Happy back-to-work day, everyone! In the news: yesterday was a good Boxing Day, today is an unfortunate snow day; the City doesn't like people living in laneways; and food banks fall short on donations.
As per tradition, thousands of people packed into malls across the city yesterday to wait in line for hours to spend cash on junk they don’t need. And while some might reel in disgust at Boxing Day, we must remember its true purpose: to remind us that Christmas still isn’t completely as bad as it gets in terms of materialistic holidays. Also, if you’re one of the people that nabbed the good deals at Oliver Spencer before we could get there, don’t ever speak to us again.
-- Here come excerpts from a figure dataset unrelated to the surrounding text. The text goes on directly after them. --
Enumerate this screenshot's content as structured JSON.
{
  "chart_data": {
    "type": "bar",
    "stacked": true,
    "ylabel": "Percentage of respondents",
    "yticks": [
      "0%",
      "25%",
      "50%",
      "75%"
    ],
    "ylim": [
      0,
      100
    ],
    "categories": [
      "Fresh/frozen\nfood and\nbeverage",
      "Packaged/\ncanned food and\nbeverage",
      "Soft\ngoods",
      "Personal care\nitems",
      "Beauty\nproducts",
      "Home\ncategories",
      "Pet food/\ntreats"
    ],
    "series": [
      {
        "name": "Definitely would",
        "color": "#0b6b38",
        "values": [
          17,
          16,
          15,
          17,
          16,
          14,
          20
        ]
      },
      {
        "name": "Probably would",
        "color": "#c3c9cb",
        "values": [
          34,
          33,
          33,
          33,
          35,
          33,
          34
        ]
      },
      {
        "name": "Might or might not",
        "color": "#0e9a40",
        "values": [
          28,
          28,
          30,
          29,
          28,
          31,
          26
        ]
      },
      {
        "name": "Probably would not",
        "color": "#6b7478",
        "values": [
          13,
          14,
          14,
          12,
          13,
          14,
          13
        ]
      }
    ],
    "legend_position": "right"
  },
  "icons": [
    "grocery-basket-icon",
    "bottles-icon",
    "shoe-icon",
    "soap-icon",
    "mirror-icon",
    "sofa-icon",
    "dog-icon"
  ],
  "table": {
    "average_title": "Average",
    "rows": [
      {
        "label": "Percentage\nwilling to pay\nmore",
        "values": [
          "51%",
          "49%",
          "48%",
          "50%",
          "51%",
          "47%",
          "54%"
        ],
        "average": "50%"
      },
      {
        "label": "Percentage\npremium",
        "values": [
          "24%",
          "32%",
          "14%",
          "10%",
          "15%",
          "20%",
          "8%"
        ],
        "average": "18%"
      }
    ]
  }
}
With Toronto constantly trying to squeeze as many people as it can into its various nooks, crannies, and behemoth skyscrapers, it’s a little surprising more people aren’t building houses in the city’s various laneways. Surprising, that is, until you realize the City really doesn’t want people there. But that isn’t stopping some folks from turning Toronto’s various alleyways into surprisingly expensive housing options.
If you do decide to leave home and wade into the snow today, you might want to consider taking a donation for the food bank with you. The Daily Bread Food Bank says it’s falling short of its target for food donations this year. And let’s face it, with pizza just a phone call away, you probably weren’t going to cook those lentils anyway.
It’s probably dumb luck that the annual period of holiday good news stories coincides with the annual period of City Hall being on vacation (as well as the annual period of our lowered blood pressure), but either way, here’s one: a budding Regent Park entrepreneur is the first in the neighbourhood to get a microloan, which will turn her scrumptious-sounding cooking into a business. So congratulations, Paulina Tshuma. We can’t wait to try your culinary creations before they take off, new people are hired, Yelp finds out about them, the line snakes around the corner, rapid expansion leads to a drop in quality, Toronto Life finds out about them, a city councillor complains about the noise your restaurant makes at night, new locations appear in other cities provoking more Toronto elitism, and so on, until finally, several years later, we stumble upon them during a less-than-proud moment, scarf them back and tell ourselves you still make the best damn beer chicken in town.